The Oankali not only look very different than humans, but their culture and social structures are completely foreign too. Social hierarchies built on gender power relations are virtually non-existent largely because the Oankali don’t conform to a sex binary. The Oankali have three sexes: male, female, and ooloi-- neither male nor female. Also for some Oankali-human children, their male or female sex doesn’t emerge until metamorphosis, which occurs years after birth. Without a definitive sex to assign a subsequent feminine or masculine gender to at birth, inequalities in gender-based relationships cannot persist like they do in a human society.
With the introduction of a third sex, Butler disrupts heteronormative sexual practices by taking away any sexual power dynamics between male and female. For the Oankali, nothing about sex is moral; the goal is only reproduction. Sexual reproduction requires three parties: a male and female, either Oankali or human, and a ooloi. The ooloi gathers gametes from both the male and female, induces fertilization within itself, and then plants the zygote in the female womb. Both male and female are rendered passive during this exchange, whereas in heterosexual sex, men have historically been seen as the active agents of intercourse and reproduction.
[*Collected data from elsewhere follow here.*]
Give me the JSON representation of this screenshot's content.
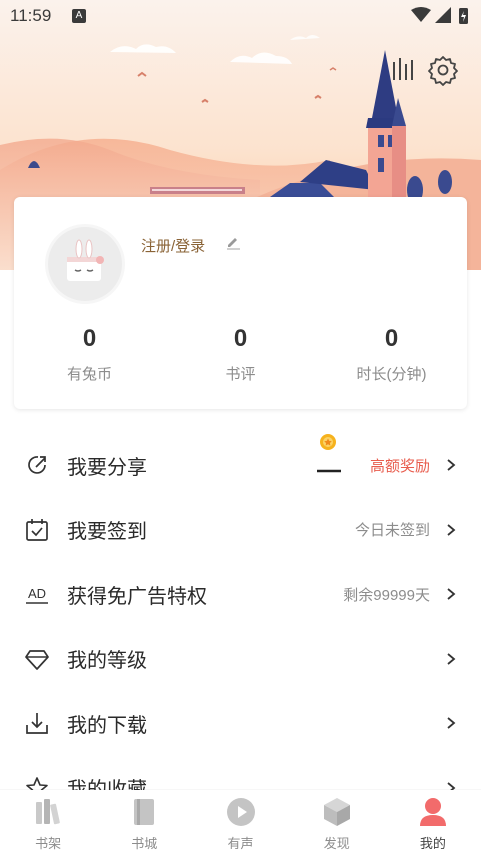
{
  "status_bar": {
    "time": "11:59",
    "badge": "A"
  },
  "header": {
    "listen_icon": "audio-bars-icon",
    "settings_icon": "gear-icon"
  },
  "profile": {
    "avatar_icon": "rabbit-cake-avatar",
    "login_label": "注册/登录",
    "edit_icon": "pencil-icon",
    "stats": [
      {
        "value": "0",
        "label": "有兔币"
      },
      {
        "value": "0",
        "label": "书评"
      },
      {
        "value": "0",
        "label": "时长(分钟)"
      }
    ]
  },
  "menu": [
    {
      "icon": "share-icon",
      "label": "我要分享",
      "value": "高额奖励",
      "highlight": true
    },
    {
      "icon": "calendar-check-icon",
      "label": "我要签到",
      "value": "今日未签到"
    },
    {
      "icon": "ad-icon",
      "label": "获得免广告特权",
      "value": "剩余99999天"
    },
    {
      "icon": "diamond-icon",
      "label": "我的等级",
      "value": ""
    },
    {
      "icon": "download-icon",
      "label": "我的下载",
      "value": ""
    },
    {
      "icon": "star-icon",
      "label": "我的收藏",
      "value": ""
    }
  ],
  "bottom_nav": [
    {
      "icon": "bookshelf-icon",
      "label": "书架"
    },
    {
      "icon": "book-icon",
      "label": "书城"
    },
    {
      "icon": "play-icon",
      "label": "有声"
    },
    {
      "icon": "cube-icon",
      "label": "发现"
    },
    {
      "icon": "person-icon",
      "label": "我的",
      "active": true
    }
  ],
  "colors": {
    "accent": "#e85d4e",
    "login": "#8a6336",
    "nav_active": "#f26b6b"
  }
}
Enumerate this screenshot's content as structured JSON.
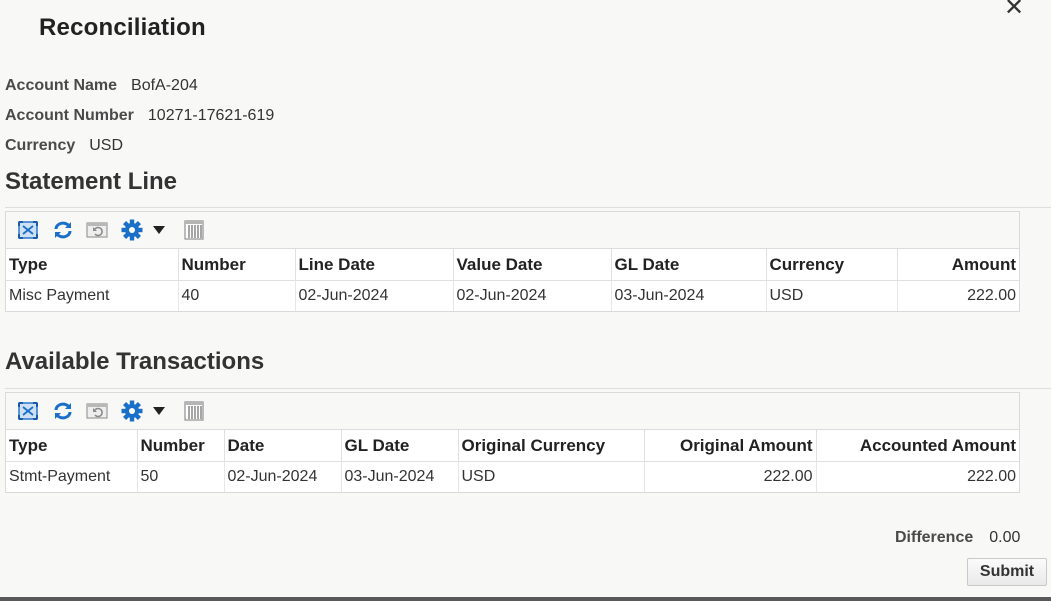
{
  "dialog": {
    "title": "Reconciliation",
    "close_glyph": "✕"
  },
  "account": {
    "name_label": "Account Name",
    "name_value": "BofA-204",
    "number_label": "Account Number",
    "number_value": "10271-17621-619",
    "currency_label": "Currency",
    "currency_value": "USD"
  },
  "statement": {
    "title": "Statement Line",
    "columns": [
      "Type",
      "Number",
      "Line Date",
      "Value Date",
      "GL Date",
      "Currency",
      "Amount"
    ],
    "rows": [
      [
        "Misc Payment",
        "40",
        "02-Jun-2024",
        "02-Jun-2024",
        "03-Jun-2024",
        "USD",
        "222.00"
      ]
    ]
  },
  "transactions": {
    "title": "Available Transactions",
    "columns": [
      "Type",
      "Number",
      "Date",
      "GL Date",
      "Original Currency",
      "Original Amount",
      "Accounted Amount"
    ],
    "rows": [
      [
        "Stmt-Payment",
        "50",
        "02-Jun-2024",
        "03-Jun-2024",
        "USD",
        "222.00",
        "222.00"
      ]
    ]
  },
  "toolbar_icons": [
    "detach-icon",
    "refresh-icon",
    "reset-icon",
    "gear-icon",
    "dropdown-arrow-icon",
    "freeze-columns-icon"
  ],
  "colors": {
    "icon_blue": "#1a6fc9",
    "background": "#f8f8f7"
  },
  "footer": {
    "difference_label": "Difference",
    "difference_value": "0.00",
    "submit_label": "Submit"
  }
}
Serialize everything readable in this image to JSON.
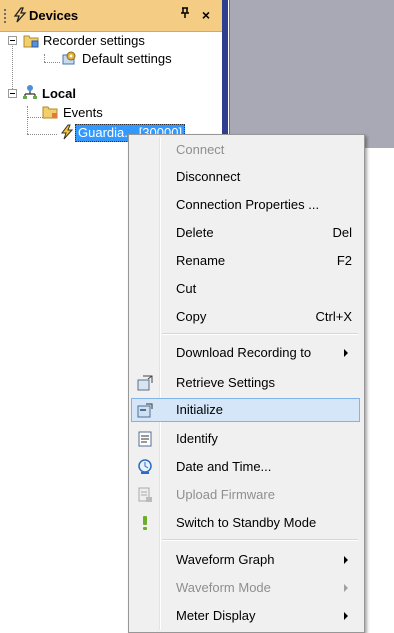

The ooloi, in turn, present us with an interesting dilemma. The humans sometimes try to gender the ooloi because it’s so difficult to think outside their sexual and gender binary. In one view, the ooloi can be seen as male since it uses sensory arms, calling to mind a male penis, to penetrate the skin to gather reproductive material. In another view, the ooloi receive the male sperm for reproduction, which is the human female role. But Butler doesn’t allow this sexual binary to stand as she also introduces the process of extracting a female ovum for which there is no human equivalent. Despite all that, the human inclination for the binary is quite stubborn as one character demonstrates: “ ‘I never really lost the habit of thinking of ooloi as male or female.’ That, Lilith thought, was a foolish way for someone...to think-- a kind of deliberate, persistent ignorance.”
Part of what these stories do is challenge the notion of sex and gender determinism by creating alternative narratives where such determinism doesn’t exist . Stone would have us imagine a place where patriarchy was replaced with a matriarchy all the while pointing out the absurdity of the inequalities among the sexes and the injustices of colonialism. Butler pushes us even further by challenging us to think outside the gender binary to which so many don’t conform. Ultimately, what these stories do is reveal how deeply gender orders our world, establishing systems where inequalities are primed to flourish. If we can even just briefly buy into these alternative narratives in the context of aliens and spaceships, I don’t believe it should be so hard to try to live out these alternatives ourselves, and refusing to do so is, as Butler eloquently states, a “deliberate, persistent ignorance.”